The next group of indented lines specifies which real servers inside the cluster will be able to offer the resource to client computers
real=
service=http
This line indicates which service ldirectord should use when testing the health of the real server.
checkport=80
This line indicates that the health check request for the http service should be performed on port 80
protocol=tcp
This entry specifies the protocol that will be used by this virtual service. It can be set to tcp,udp or fwm.
scheduler=wrr
This indicates that we want to use the weighted round-robin load balancing technique
checktype=negotiate
This option describes which method the ldirectord daemon should use to monitor the real servers for this VIP. checktype can be set to one of the following.
negotiate: This method connects to the real server and sends the request string you specify. If the reply string you specify is not received within the checktimeout period, the node is considered dead.
connect: This method simply connects to the real server at the specified checkport and assumes everything is okay on the real server if a basic TCP/IP connection is accepted by the real server. This is not as reliable as negotiate method for detecting problems.
off: this disables ldirectord’s health check monitoring of the real servers.
fallback=127.0.0.1
The fallback address is the IP address and port number that client connections should be redirected to when there are no real servers in the IPVS table that can satisfy their requests for a service.
Test your configuration.
Check whether real server IP 192.168.1.40 and 192.168.1.42 are pingable from Director.
Httpd service is started in all servers
Starting the ldirectord daemon on the Director to see if your IPVS table is created.
a. /etc/ha.d/resource.d/ldirectord -d ldirectord.cf start
You should see the ldirectord debug output indicating that the ipvsadm commands have been run to create the virtual server followed by commands such as following
DEBUG2: check_http: http:///.healtcheck.html is down
b. Now bring the realservre online. The debug output message from ldirectord should change to
DEBUG2: check_http: http:///.healtcheck.html is up.
c. Check to be sure that the virtual service was added to the IPVS table with the command
ipvsadm -L –n
If everything is working properly, the result will be as follows.
IP Virtual Server versiion

x.x.x (size=4096)

prot LocalAddress:Port Scheduler Flags

--> RemoteAddress:Port   Forward   Weight  ActiveConn   InActConn

TCP 192.168.1.45:80 wrr

->192.168.1.40:80 Routetab       2           0                0

->192.168.1.42:80 Routetab       2           0                0
d.
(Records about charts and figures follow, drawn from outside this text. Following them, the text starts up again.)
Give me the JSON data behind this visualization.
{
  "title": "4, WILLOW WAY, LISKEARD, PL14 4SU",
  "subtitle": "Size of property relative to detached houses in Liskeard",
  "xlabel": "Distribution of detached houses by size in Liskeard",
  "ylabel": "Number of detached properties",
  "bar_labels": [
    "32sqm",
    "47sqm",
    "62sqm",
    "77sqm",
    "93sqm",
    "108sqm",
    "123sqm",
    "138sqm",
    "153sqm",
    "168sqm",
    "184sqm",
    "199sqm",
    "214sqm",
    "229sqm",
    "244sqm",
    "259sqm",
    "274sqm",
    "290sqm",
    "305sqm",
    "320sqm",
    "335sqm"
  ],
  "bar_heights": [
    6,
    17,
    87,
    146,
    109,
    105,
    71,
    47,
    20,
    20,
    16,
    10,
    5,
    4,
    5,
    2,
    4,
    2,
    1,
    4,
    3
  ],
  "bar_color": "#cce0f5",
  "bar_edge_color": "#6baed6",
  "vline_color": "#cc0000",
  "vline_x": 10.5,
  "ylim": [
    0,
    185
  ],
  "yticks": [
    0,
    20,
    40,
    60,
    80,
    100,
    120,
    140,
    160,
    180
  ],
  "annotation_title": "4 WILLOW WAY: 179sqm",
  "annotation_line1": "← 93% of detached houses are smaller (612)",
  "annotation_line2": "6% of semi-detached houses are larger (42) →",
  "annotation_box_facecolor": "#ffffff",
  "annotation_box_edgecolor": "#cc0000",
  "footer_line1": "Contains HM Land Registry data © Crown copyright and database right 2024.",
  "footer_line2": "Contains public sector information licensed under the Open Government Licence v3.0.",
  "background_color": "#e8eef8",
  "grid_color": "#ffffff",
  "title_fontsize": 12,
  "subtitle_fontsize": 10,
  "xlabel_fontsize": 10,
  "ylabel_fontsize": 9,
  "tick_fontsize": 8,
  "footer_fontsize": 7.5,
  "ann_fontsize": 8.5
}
Test ldirectord by shutting down apache on the real server. check whether the ipvsadm table is changed and the real servers weight is set to 0.
e. Restart the real server. The weight will return to 2.
3 different web pages are created on director and the two real servers.
a. this is director .——— on director
b. this is real server 1 —– on real server 1. 192.168.1.40
c. this is real server 2——- on real server 2 . 192.168.1.42
You can view the load balancer switching to real servers when you access the site using ip 192.168.1.45 .
We can combine Heart beat with LVS package to design a High availability Linux cluster with no single point of failure.